Tuesday 25 June 2019

One-third of the electorate are floating voters, survey shows

Senan Molony, Deputy Political Editor

A MUCH greater proportion of the Irish electorate is made up of floating voters than previously believed, according to a new study.

A five-year study of the same voters from 2002 to 2007, beginning with one-hour interviews with 2,663 people in their homes, shows that at least a third of the electorate is up for grabs, rather than tied to traditional party affiliation.

Only 67pc of the same sample voted the same way in the general elections of 2002 and 2007, the Trinity College study found -- but the volatility was masked by the fact that people "gravitated around the same major poles", said lead researcher Michael Marsh.


In other words, a Fianna Fail voter who defected to Fine Gael was often cancelled out by a voter moving the opposite way, but neither of these floating voters would have been picked up in ordinary election data.

Mr Marsh suggested that possibly half the electorate could thus be termed floating voters.

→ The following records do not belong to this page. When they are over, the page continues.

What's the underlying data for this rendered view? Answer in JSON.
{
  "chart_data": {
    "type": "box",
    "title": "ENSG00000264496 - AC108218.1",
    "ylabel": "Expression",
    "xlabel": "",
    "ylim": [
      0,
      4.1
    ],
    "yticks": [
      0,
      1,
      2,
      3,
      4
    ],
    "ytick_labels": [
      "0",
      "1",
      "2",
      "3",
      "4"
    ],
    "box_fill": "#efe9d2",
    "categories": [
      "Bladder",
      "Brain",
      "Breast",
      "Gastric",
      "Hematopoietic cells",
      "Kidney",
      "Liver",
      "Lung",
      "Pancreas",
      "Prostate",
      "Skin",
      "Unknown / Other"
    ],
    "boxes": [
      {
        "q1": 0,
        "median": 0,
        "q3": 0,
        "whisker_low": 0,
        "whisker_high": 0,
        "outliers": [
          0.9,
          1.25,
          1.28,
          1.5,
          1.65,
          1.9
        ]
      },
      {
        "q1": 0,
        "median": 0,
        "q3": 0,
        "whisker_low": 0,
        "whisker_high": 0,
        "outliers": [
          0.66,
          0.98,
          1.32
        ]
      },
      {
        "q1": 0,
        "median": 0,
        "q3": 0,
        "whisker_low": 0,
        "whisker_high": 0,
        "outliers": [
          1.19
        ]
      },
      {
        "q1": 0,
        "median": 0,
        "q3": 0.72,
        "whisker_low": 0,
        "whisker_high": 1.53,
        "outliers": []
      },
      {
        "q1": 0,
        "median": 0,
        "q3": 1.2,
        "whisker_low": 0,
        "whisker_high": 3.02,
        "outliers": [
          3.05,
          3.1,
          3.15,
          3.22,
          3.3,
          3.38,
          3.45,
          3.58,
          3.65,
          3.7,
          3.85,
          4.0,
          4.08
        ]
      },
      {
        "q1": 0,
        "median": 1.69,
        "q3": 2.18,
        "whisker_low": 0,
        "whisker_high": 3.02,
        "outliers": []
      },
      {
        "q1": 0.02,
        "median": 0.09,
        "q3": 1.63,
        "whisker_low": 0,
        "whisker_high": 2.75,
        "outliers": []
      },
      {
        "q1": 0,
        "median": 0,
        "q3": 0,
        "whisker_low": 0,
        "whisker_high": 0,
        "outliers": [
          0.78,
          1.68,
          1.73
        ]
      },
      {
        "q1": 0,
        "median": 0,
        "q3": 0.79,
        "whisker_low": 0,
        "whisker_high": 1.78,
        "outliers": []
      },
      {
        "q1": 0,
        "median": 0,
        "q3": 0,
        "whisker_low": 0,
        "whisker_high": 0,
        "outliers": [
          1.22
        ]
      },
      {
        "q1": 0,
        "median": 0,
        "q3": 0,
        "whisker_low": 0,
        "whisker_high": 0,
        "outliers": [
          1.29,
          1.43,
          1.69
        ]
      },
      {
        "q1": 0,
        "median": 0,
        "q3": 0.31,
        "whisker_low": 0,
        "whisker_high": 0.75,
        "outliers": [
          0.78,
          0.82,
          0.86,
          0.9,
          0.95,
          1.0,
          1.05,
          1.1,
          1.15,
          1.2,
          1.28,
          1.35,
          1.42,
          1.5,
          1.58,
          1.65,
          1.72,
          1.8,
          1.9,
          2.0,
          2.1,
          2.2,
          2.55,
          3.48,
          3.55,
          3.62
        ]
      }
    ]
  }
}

Yet a major finding of the Irish National Election Study (INES) was that past voting behaviour mattered much more than stated voting intention between elections, suggesting many people "came home" when the ballot was in their hand.

But this result may be distorted by the fact that only two general elections were looked at, in which FF was returned to power. A much longer study would be needed to offset the effect of a short burst of prosperity, or what might appear to be a temporary feel-good factor.

Mr Marsh said it was "astounding" how many people couldn't remember how they had voted in the last election, which amounted to around two-thirds, as the study could immediately identify from its prior data.

This suggested that voting for most people was nowhere near as important an exercise as pollsters and parties thought, "or that people don't like to remember voting for the loser", Mr Marsh said.


Most voters didn't cast many preferences, and their attitudes on the issues were quite stable.

There was a noticeable drop in the honesty rating for Bertie Ahern between 2002 and 2007, however, with the l0pc drop in the latter year no doubt related to revelations at the Mahon Tribunal.

Mr Marsh also pointed out that approval ratings for party leaders were based on whether they were perceived to be doing a good job for their party, which was not the same as popularity.

Gerry Adams was widely perceived as doing a good job as leader of Sinn Fein, but when voters were given "thermometer questions" as to what they thought of his attractiveness to them, he was "far and away the least popular" party leader.

The full study is found on the TCD website (www.tcd.ie/ines).